Título: 'Eu assinava cheques em confiança'
Autor: Eugênia Lopes e Luciana Nunes Leal
Fonte: O Estado de São Paulo, 11/08/2005, Nacional, p. A9

Sócio do publicitário Marcos Valério Fernandes de Souza na agência de publicidade mineira SMPB, o publicitário Cristiano Paz disse ontem em sessão conjunta das CPIs do Mensalão e dos Correios que concordou com os empréstimos feitos por sua empresa ao PT e que recebia "uma pilha de cheques para assinar". Ele também revelou que os cheques do que chamou de 'conta PT' não traziam os nomes dos destinatários. "Chegava uma pilha de cheques para eu assinar - eu até me incomodava, não tinha tempo para conferir", contou Paz, explicando que todos os cheques da agência de publicidade deviam ser assinados por no mínimo dois sócios. "Os da 'conta PT' vinham separados e eu assinava na confiança. Mas não eram nominais a ninguém."

Paz detém 34% da SMPB, da qual é presidente. Segundo suas informações, neste ano quase não apareceram cheques da 'conta PT' para ele assinar.

Ele disse que concordou com o argumento de que seria bom para a empresa fazer um favor ao PT e confiou no relacionamento de Valério com o então tesoureiro do partido, Delúbio Soares, como garantia de que o dinheiro seria devolvido. O publicitário negou conhecer o esquema de caixa 2 montado por Marcos Valério e Delúbio.

DÚVIDAS

Paz não convenceu os parlamentares das CPIs, que, um após o outro, apresentaram dúvidas sobre os motivos que teriam levado a empresa assumir um risco tão grande, emprestando dinheiro a um partido. "Eu senti um desconforto por causa da dívida", admitiu o publicitário. "Mas o Marcos Valério dizia: 'Não se preocupe, o partido vai pagar. Você acha que vou ser irresponsável, acha que eu seria louco?' O que me foi passado é que os empréstimos eram lastreados em compromissos assumidos junto ao PT."

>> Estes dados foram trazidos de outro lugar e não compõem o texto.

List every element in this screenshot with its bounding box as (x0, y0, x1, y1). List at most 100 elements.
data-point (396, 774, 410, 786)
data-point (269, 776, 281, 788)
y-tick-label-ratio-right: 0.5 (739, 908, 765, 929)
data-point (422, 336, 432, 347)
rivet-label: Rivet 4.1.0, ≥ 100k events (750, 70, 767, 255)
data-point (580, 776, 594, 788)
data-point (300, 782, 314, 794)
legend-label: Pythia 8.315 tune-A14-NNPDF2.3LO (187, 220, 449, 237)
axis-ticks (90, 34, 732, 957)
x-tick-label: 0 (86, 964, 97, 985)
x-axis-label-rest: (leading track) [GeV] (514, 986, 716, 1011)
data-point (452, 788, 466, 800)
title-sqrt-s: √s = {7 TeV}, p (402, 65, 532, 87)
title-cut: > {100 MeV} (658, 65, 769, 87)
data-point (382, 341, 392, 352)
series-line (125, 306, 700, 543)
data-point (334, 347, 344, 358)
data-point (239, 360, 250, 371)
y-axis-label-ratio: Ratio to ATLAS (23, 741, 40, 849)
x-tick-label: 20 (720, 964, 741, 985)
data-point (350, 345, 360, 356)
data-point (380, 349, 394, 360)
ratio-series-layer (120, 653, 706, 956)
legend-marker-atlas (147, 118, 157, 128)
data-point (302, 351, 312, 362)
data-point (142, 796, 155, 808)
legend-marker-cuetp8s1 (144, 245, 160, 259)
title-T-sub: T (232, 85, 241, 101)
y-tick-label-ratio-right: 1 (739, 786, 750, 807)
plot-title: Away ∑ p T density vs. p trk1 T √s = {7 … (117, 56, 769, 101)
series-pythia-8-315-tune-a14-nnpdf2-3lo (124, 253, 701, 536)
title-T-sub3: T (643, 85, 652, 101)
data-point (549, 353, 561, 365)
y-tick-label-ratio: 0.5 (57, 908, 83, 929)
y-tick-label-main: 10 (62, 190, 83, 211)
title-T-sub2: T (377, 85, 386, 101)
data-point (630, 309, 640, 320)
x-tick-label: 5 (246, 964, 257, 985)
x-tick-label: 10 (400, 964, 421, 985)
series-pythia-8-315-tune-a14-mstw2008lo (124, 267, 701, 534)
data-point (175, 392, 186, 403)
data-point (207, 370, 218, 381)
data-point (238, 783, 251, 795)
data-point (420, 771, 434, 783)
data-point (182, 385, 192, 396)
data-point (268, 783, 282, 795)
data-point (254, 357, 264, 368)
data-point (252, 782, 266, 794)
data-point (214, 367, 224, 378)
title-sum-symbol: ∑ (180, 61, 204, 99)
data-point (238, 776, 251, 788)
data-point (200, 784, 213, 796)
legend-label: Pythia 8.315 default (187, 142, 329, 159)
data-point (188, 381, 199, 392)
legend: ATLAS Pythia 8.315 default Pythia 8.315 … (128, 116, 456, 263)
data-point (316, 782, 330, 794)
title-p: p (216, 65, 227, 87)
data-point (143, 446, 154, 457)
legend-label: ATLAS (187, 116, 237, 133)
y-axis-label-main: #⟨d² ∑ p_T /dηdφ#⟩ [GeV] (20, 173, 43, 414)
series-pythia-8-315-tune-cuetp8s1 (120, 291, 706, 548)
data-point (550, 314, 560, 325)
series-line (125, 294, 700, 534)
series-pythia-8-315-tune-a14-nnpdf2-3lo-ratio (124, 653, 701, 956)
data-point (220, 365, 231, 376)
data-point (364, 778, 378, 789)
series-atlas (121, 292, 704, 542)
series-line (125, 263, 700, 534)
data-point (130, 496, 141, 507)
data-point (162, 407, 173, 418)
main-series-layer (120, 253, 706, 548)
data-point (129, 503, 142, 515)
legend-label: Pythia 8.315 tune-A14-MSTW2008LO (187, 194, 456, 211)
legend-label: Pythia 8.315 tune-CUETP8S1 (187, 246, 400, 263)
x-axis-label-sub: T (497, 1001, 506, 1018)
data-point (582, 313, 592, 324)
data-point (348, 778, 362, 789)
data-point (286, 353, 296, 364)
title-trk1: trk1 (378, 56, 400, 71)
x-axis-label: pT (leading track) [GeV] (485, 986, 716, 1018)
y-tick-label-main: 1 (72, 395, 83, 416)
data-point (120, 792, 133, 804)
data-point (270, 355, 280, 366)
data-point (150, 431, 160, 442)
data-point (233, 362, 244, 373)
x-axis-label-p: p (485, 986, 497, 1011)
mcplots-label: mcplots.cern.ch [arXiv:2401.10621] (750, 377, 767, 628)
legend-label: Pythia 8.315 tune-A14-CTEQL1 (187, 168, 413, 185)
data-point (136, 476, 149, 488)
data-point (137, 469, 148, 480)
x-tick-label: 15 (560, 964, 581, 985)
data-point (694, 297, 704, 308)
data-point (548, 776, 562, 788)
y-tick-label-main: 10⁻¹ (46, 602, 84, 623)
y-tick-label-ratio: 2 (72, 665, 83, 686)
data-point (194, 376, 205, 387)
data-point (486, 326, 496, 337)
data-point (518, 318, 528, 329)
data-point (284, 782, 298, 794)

O sócio de Valério contou que esteve duas vezes com o deputado José Dirceu, quando era ministro, em reuniões na Casa Civil. Primeiro com representantes do BMG e, depois, com os do Banco Rural. Negou que tenha tratado de assuntos de campanha. "O ministro José Dirceu nem me olhou", disse.

Apesar dos contatos políticos de Marcos Valério, o publicitário disse que pediu a ele para não levar deputados à sede da SMPB. "Ele foi à empresa com deputados, não sei os nomes e eu pedi para evitar aquilo, porque nossos clientes privados estranham, acham que damos mais valor aos governos."

CONTRATOS

Sobre o aumento do faturamento da SMPB, de R$ 55,8 milhões em 2002 para R$ 73,1 milhões em 2003, primeiro ano do governo Lula, e para R$ 130,7 milhões no ano passado, Paz negou que fosse motivado pelos contratos com o governo federal e estatais. Ele atribuiu o aumento a contratos de publicidade públicos, com os governos de Goiás e de Minas Gerais, e "com três grandes empresas privadas".

O publicitário confirmou que a Usiminas foi intermediária da aproximação da SMPB com o deputado Roberto Brant (PFL-MG), que recebeu R$ 102 mil de Marcos Valério. "Tudo que chega à Usiminas vem para a minha mesa. Tenho uma história antiga, uma relação profunda com a usina (...) Esse pedido do Brant foi passado para a gente." Ele se contradisse em outro momento, quando afirmou que houve uma "doação" exclusiva da agência, em dinheiro e material de campanha.

Paz garantiu que não conhece Duda Mendonça, marqueteiro da campanha do presidente Lula, nem sua sócia, Zilmar Silveira. Duda recebeu R$ 20 milhões de Marcos Valério, segundo informou o empresário à CPI do Mensalão anteontem.

R$ 4,5 milhões foram pagos em 1998, pelo trabalho na campanha do ex-governador de Minas Eduardo Azeredo, hoje senador e presidente do PSDB. A maior parte foi de repasses realizados em 2003 e 2004, por determinação de Delúbio Soares.